I know one or two people who really like Portrait Professional for general studio headshot work. They aren't making skin look plastic, thank goodness, but like it for reshaping noses and eyebrows and other nips and tucks. I've shown them how I do similar things in Photoshop (puppet warp, liquify etc) but they find PP quick and easy. So not a first hand recommendation, but it's a program worth keeping in mind.


----------



## pipnat51 (Jun 29, 2013)

I have just got Portrait Professional 11 Studio and it has downloaded into PSE11 but not into LR4.4 as well.

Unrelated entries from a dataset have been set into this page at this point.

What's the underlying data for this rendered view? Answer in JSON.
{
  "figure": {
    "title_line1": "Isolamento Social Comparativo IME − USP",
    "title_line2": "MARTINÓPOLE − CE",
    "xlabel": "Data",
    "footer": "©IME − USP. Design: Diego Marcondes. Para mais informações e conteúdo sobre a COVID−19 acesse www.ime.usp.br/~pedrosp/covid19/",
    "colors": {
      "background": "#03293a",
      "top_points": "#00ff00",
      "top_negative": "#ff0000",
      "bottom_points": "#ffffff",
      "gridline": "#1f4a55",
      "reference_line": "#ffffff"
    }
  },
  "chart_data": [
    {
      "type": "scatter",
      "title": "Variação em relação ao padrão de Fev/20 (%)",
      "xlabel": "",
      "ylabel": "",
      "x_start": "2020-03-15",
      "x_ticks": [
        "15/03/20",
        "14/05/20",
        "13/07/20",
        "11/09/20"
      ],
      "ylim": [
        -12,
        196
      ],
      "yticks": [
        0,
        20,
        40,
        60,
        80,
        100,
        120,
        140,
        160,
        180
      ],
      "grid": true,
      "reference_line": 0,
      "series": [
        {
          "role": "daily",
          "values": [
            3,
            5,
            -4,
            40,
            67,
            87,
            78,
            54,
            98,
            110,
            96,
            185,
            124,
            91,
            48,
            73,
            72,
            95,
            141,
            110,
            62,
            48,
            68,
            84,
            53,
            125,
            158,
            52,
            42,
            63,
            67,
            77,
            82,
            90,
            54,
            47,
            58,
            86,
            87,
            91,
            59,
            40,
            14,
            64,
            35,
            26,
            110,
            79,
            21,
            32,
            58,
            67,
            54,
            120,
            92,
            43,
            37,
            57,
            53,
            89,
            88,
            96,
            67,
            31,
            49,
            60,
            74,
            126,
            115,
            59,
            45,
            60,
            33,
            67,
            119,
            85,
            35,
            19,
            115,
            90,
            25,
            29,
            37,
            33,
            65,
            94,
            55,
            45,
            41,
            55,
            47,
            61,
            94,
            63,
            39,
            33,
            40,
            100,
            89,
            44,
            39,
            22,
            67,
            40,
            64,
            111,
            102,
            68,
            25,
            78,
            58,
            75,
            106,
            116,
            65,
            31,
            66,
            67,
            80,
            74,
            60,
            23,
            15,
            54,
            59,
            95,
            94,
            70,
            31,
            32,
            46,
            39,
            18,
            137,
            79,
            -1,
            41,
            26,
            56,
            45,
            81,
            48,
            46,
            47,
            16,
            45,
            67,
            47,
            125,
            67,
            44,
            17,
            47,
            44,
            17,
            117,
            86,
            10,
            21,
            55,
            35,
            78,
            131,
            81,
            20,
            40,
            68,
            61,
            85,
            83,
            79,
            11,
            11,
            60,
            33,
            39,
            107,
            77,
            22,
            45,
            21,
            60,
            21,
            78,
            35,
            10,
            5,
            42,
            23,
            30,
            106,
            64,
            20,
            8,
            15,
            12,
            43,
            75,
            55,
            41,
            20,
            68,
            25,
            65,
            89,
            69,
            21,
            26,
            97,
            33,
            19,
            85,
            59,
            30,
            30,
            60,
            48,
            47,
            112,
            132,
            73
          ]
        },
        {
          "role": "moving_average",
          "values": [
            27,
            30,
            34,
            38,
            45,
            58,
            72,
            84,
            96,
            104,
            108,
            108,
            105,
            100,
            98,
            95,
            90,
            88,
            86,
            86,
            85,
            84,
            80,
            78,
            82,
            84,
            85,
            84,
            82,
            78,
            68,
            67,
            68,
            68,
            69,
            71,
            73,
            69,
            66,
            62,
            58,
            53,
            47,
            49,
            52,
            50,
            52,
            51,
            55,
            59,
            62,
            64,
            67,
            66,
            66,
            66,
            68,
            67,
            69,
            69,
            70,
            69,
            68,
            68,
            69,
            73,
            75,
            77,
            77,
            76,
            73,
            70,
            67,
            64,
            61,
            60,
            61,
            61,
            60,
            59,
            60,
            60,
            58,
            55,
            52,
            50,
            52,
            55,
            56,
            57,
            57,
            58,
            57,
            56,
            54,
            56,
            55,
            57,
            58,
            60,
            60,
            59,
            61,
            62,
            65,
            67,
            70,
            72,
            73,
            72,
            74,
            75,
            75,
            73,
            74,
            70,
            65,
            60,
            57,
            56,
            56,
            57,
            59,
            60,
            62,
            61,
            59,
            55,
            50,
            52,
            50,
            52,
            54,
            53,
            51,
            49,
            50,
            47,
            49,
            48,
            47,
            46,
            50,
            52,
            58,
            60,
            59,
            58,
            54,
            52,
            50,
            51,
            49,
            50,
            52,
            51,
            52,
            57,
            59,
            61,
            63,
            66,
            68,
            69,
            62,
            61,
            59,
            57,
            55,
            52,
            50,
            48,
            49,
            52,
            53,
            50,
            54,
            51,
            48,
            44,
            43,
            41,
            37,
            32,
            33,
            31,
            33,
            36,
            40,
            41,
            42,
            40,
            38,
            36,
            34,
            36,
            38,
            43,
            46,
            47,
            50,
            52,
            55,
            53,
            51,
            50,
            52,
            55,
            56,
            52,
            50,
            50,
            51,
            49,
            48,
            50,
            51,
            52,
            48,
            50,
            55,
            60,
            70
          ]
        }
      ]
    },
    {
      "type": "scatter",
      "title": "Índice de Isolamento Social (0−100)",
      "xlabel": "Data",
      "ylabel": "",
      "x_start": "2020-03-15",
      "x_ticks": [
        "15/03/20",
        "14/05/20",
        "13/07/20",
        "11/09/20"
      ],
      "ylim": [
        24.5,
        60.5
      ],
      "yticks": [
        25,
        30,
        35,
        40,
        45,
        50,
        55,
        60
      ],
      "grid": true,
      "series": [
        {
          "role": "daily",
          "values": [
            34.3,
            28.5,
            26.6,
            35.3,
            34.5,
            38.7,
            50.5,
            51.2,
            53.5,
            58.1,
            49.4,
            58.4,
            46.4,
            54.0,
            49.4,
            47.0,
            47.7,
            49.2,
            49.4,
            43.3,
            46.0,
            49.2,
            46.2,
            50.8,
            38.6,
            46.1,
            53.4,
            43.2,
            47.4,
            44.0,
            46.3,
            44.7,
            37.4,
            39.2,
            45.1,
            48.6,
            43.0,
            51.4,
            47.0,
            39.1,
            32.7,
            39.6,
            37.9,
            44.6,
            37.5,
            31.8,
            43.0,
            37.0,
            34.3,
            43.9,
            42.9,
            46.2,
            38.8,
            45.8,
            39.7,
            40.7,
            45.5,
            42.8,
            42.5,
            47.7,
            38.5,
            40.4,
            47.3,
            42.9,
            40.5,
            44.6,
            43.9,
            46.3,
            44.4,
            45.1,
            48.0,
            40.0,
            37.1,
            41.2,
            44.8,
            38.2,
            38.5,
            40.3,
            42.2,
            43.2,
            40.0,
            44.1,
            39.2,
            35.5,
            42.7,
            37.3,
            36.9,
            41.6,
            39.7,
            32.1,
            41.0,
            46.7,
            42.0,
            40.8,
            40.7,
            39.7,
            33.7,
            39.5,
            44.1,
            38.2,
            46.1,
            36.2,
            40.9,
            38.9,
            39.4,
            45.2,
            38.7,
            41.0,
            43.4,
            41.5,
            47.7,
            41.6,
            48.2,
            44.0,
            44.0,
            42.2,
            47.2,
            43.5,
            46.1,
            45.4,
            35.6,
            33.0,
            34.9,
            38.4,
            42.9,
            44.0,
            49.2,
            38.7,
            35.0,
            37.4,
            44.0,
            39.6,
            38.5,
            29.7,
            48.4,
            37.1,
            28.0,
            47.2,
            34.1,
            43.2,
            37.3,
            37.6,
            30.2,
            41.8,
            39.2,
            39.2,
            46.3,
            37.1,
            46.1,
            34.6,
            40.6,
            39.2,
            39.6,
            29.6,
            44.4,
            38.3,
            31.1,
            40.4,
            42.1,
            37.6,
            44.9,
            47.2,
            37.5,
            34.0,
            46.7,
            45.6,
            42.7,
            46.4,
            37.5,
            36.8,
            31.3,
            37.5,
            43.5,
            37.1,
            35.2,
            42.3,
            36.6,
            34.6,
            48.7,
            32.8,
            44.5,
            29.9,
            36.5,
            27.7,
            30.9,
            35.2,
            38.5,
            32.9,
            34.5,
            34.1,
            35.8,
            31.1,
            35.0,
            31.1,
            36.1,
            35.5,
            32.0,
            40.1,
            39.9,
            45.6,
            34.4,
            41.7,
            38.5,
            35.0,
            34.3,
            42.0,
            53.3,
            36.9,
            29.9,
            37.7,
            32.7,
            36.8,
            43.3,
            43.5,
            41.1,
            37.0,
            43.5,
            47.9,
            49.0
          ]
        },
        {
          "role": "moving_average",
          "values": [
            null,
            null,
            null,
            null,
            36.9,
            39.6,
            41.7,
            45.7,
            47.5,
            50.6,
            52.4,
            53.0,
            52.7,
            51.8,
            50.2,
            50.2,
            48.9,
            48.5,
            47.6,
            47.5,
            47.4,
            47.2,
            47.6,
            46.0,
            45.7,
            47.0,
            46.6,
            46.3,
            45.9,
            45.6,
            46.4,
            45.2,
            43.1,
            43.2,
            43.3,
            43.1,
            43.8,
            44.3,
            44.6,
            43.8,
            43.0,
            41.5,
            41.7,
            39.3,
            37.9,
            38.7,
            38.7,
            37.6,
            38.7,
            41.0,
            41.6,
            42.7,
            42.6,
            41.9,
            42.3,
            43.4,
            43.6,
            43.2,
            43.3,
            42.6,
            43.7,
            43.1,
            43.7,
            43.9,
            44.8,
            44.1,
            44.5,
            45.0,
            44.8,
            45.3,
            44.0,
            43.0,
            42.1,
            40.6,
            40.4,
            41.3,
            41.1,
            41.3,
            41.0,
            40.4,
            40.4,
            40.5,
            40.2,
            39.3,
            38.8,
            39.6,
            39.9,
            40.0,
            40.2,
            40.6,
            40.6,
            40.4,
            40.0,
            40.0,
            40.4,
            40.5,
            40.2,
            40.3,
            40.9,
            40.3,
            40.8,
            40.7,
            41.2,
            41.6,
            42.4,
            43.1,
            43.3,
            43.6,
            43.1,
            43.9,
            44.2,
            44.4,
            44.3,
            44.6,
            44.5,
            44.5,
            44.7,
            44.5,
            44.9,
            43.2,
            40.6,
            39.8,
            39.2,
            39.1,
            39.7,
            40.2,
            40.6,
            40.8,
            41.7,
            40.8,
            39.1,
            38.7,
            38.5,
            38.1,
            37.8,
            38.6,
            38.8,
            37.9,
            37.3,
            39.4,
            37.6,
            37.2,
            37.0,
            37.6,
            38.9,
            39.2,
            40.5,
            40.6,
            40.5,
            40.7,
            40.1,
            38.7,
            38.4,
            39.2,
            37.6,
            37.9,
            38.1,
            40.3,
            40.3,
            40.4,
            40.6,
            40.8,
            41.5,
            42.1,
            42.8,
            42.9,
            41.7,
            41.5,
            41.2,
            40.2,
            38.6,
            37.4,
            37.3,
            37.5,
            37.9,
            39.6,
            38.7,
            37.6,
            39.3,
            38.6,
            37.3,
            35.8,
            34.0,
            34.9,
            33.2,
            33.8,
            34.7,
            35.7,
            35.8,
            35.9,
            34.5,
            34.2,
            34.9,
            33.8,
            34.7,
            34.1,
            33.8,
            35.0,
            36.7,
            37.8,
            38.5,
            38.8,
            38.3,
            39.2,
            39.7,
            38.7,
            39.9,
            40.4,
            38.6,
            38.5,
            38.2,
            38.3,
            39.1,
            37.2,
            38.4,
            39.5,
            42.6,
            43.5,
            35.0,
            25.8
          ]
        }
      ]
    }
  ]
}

It means that I have to access it by sending my photos into PSE for external editing and then accessing PP11 to carry out anything I want to do. In other words I can't get into it directly from LR. Has anyone got any ideas about this please?


----------



## Den (Jun 29, 2013)

In Lightroom, go to Edit>Preferences and set up there.


----------



## pipnat51 (Jun 30, 2013)

Thanks Den but the only way to do that is by defining PP as the external editor and by doing this LR replaces PSE in being this. As I would use PSE more than PP I would rather keep it this way.


----------



## DaveS (Jun 30, 2013)

In the external edit section, in the bottom half of the dialog, you can add any number of additional external editors.   In the bottom section, use the choose button to find PP.  Once you have the settings how you want them, save the settings as a new preset (from the preset menu directly above the application choice).   Call it PP or something descriptive.   Then you can pick an image, and in the edit in section, you should see PP set up and ready to go.


Edited, cause I can't type today.


----------



## pipnat51 (Jul 1, 2013)

Hey Dave it worked! Many thanks .


----------



## DaveS (Jul 1, 2013)

Happy to see that you're good to go


----------